There’s been action and adventure in this western basin of Lake Erie since the deciding battle of the War of 1812 took place one mile off of Put-in-Bay. Commodore Oliver Perry, leading small, outgunned ships, defeated a British Royal Navy fleet. “We have met the enemy, and they are ours,” wrote Perry to his General.
When Perry “put the ships in the bay,” the name “Put-in-Bay” was born, according to Tom Brady, who has been promoting the 3×2 mile island for 30 years. A 200-year anniversary will be celebrated in 2013, and, from atop the island’s high-rise Perry National Monument, visitors can see the entire island chain, Ohio, Michigan and Canada. History is mixed in with the fun: Put-in-Bay’s mini-golf course is called “The War of 18 Holes!”

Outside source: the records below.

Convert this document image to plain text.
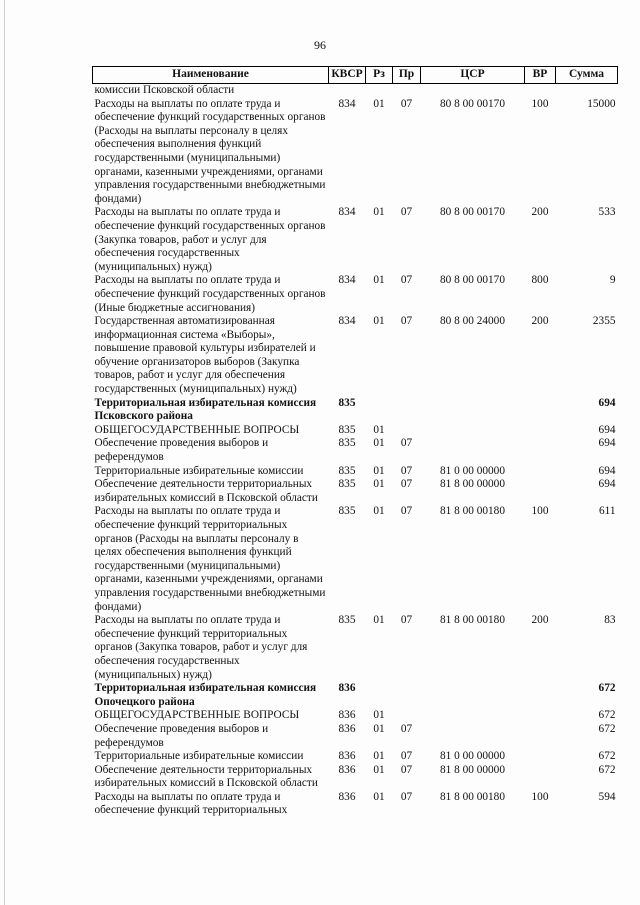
96
Наименование	КВСР	Рз	Пр	ЦСР	ВР	Сумма
комиссии Псковской области						
Расходы на выплаты по оплате труда и обеспечение функций государственных органов (Расходы на выплаты персоналу в целях обеспечения выполнения функций государственными (муниципальными) органами, казенными учреждениями, органами управления государственными внебюджетными фондами)	834	01	07	80 8 00 00170	100	15000
Расходы на выплаты по оплате труда и обеспечение функций государственных органов (Закупка товаров, работ и услуг для обеспечения государственных (муниципальных) нужд)	834	01	07	80 8 00 00170	200	533
Расходы на выплаты по оплате труда и обеспечение функций государственных органов (Иные бюджетные ассигнования)	834	01	07	80 8 00 00170	800	9
Государственная автоматизированная информационная система «Выборы», повышение правовой культуры избирателей и обучение организаторов выборов (Закупка товаров, работ и услуг для обеспечения государственных (муниципальных) нужд)	834	01	07	80 8 00 24000	200	2355
Территориальная избирательная комиссия Псковского района	835					694
ОБЩЕГОСУДАРСТВЕННЫЕ ВОПРОСЫ	835	01				694
Обеспечение проведения выборов и референдумов	835	01	07			694
Территориальные избирательные комиссии	835	01	07	81 0 00 00000		694
Обеспечение деятельности территориальных избирательных комиссий в Псковской области	835	01	07	81 8 00 00000		694
Расходы на выплаты по оплате труда и обеспечение функций территориальных органов (Расходы на выплаты персоналу в целях обеспечения выполнения функций государственными (муниципальными) органами, казенными учреждениями, органами управления государственными внебюджетными фондами)	835	01	07	81 8 00 00180	100	611
Расходы на выплаты по оплате труда и обеспечение функций территориальных органов (Закупка товаров, работ и услуг для обеспечения государственных (муниципальных) нужд)	835	01	07	81 8 00 00180	200	83
Территориальная избирательная комиссия Опочецкого района	836					672
ОБЩЕГОСУДАРСТВЕННЫЕ ВОПРОСЫ	836	01				672
Обеспечение проведения выборов и референдумов	836	01	07			672
Территориальные избирательные комиссии	836	01	07	81 0 00 00000		672
Обеспечение деятельности территориальных избирательных комиссий в Псковской области	836	01	07	81 8 00 00000		672
Расходы на выплаты по оплате труда и обеспечение функций территориальных	836	01	07	81 8 00 00180	100	594
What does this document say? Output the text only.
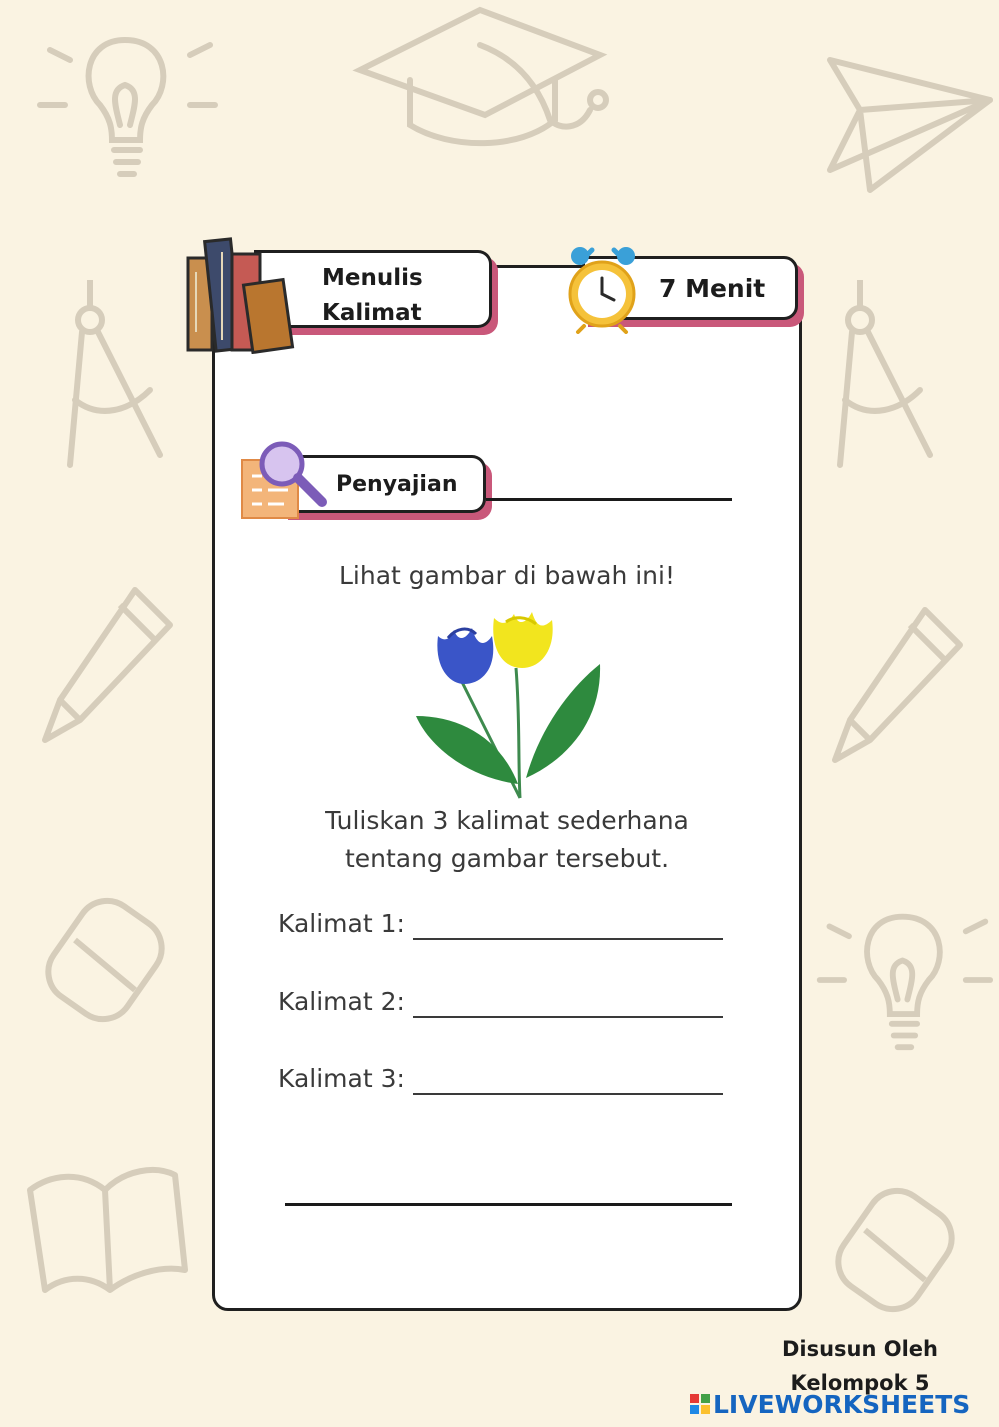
Menulis
Kalimat
7 Menit
Penyajian
Lihat gambar di bawah ini!
Tuliskan 3 kalimat sederhana
tentang gambar tersebut.
Kalimat 1:
Kalimat 2:
Kalimat 3:
Disusun Oleh
Kelompok 5
LIVEWORKSHEETS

“Each hole has a plaque with a little history lesson. One of the holes, for instance, points out nearby ‘Perry’s Cave’ where the sailors hid from the elements. You can tour that, too,” said Brady. “Young people are being educated here and they don’t even know it!”
Kids will also like the fact that most of the attractions can be managed on foot, though it’s fun to buzz around the island on the four-person golf carts available for rent. A visit and tour of the Heineman Winery, with its’ cave and garden, is a must, especially since its’ young vintage of island wine, including the famed “Pink Catawba,” is very drinkable at about six-dollars per bottle.
Seafood dinner with a view on the Upper Deck at The Boardwalk, which overlooks the harbor and other islands, is gorgeous at sunset. The Caribbean? Bermuda? Nope. Put-in-Bay.
There are plenty of affordable overnight lodging options, including the Put-in-Bay Resort and Conference Center, which seems to have the liveliest, hottest swim-up-bar pool and hot tub scene this side of Las Vegas. Put-in-Bay by dark is loaded with quaint and colorful waterfront bars, restaurants, live music and nightlife. A favorite location for bachelor and bachelorette parties, the swinging nautical scene makes Put-in-Bay the “Key West of the Midwest.”
Put-in-Bay’s resident “Jimmy Buffett” is the legendary Pat Dailey, who sings his salty Great Lakes songs to interactive, raucous crowds at The Boathouse Saloon, right next to the ferry dock, every Saturday night in July, August and part of September.